Looking back, I realize that these events may not be representative of what happens every single day in Korea. But the fact that these two attempted rapes on someone as visible as a (at that time) blonde white person took place at two extremely popular and busy venues for gays, it only makes me all the more concerned about what is happening at the smaller venues that slips past the eye because consent is so difficult to discuss, let alone see from a distance. Even more so I am concerned that younger gay men may not have opportunities to discuss consent and that prevailing attitudes toward age hierarchy add a power dynamic that could promote rape culture within the gay community in Korea.
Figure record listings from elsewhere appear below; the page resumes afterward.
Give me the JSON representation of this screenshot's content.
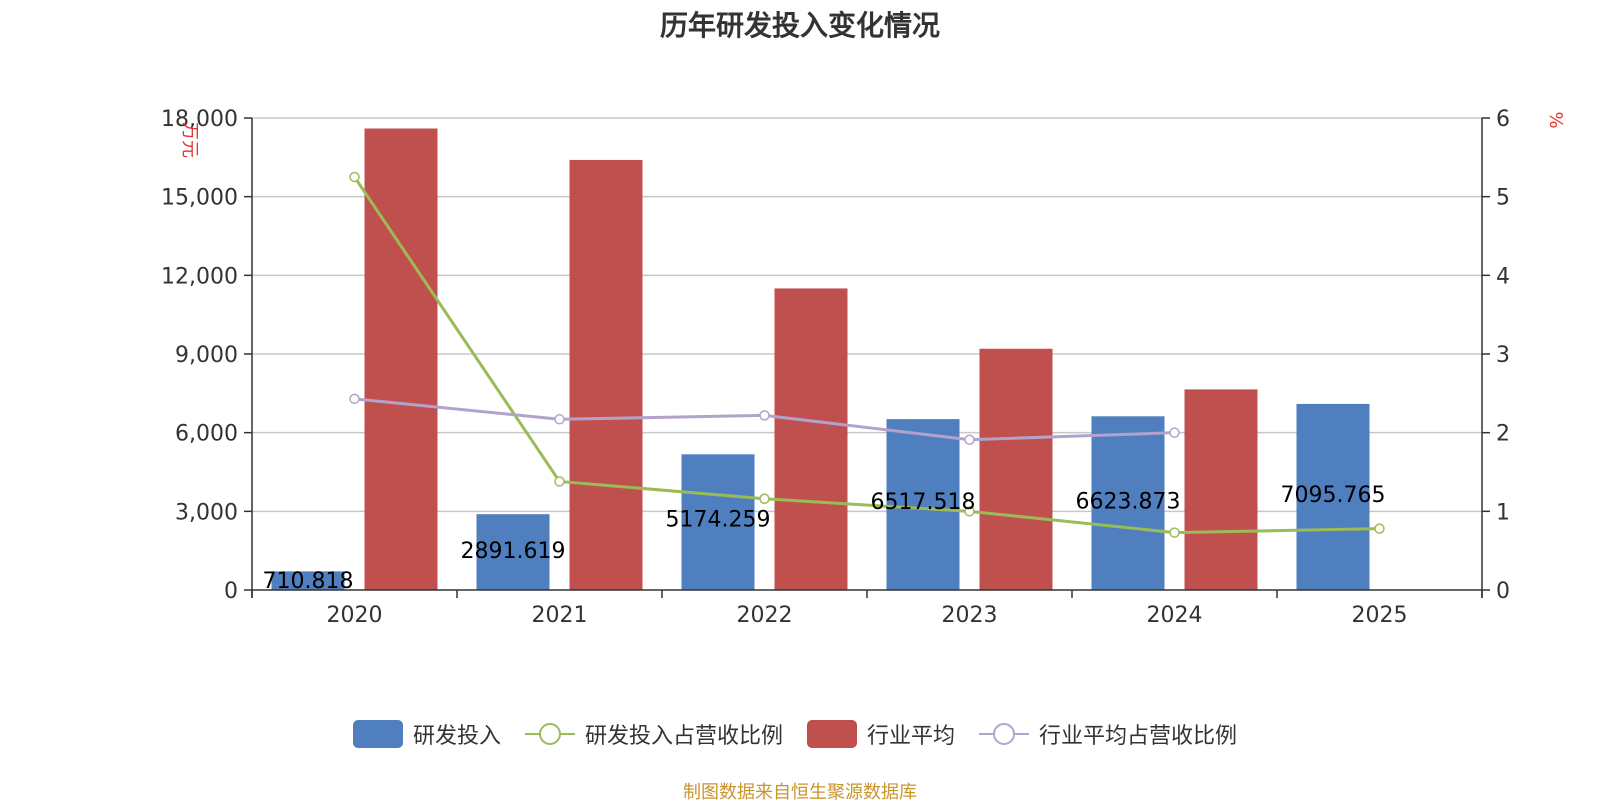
{
  "chart_data": {
    "type": "bar",
    "title": "历年研发投入变化情况",
    "categories": [
      "2020",
      "2021",
      "2022",
      "2023",
      "2024",
      "2025"
    ],
    "y_left": {
      "unit": "万元",
      "ticks": [
        "0",
        "3,000",
        "6,000",
        "9,000",
        "12,000",
        "15,000",
        "18,000"
      ],
      "range": [
        0,
        18000
      ]
    },
    "y_right": {
      "unit": "%",
      "ticks": [
        "0",
        "1",
        "2",
        "3",
        "4",
        "5",
        "6"
      ],
      "range": [
        0,
        6
      ]
    },
    "grid": true,
    "legend_position": "bottom",
    "series": [
      {
        "name": "研发投入",
        "type": "bar",
        "axis": "left",
        "color": "#4f7fbe",
        "values": [
          710.818,
          2891.619,
          5174.259,
          6517.518,
          6623.873,
          7095.765
        ],
        "labels": [
          "710.818",
          "2891.619",
          "5174.259",
          "6517.518",
          "6623.873",
          "7095.765"
        ]
      },
      {
        "name": "研发投入占营收比例",
        "type": "line",
        "axis": "right",
        "color": "#9bbb59",
        "values": [
          5.25,
          1.38,
          1.16,
          1.0,
          0.73,
          0.78
        ]
      },
      {
        "name": "行业平均",
        "type": "bar",
        "axis": "left",
        "color": "#c0504d",
        "values": [
          17600,
          16400,
          11500,
          9200,
          7650,
          null
        ]
      },
      {
        "name": "行业平均占营收比例",
        "type": "line",
        "axis": "right",
        "color": "#b3a2cc",
        "values": [
          2.43,
          2.17,
          2.22,
          1.91,
          2.0,
          null
        ]
      }
    ],
    "source": "制图数据来自恒生聚源数据库"
  }
}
All I can say is that I sincerely hope that there are opportunities for change in the near future. Rape is never a joke and is never okay, under any circumstances. I'm thankful even for the vocabulary that I have to discuss- I know what rape is, but even for me, discussing the exact boundaries for what consent is can be tricky. I wish that there were opportunities for young gays to learn about consent and rape so that they can avoid the pain and shame that so many others seem to believe is nothing more than inevitable.
So that means that the question truly is "How do we educate ourselves about consent?"
At this point the Korean Gender Café would like to identify additional support resources for rape victims or for gay community members, but this is a work in progress (we welcome you to provide information in the comments section and thank you for your contributions here!)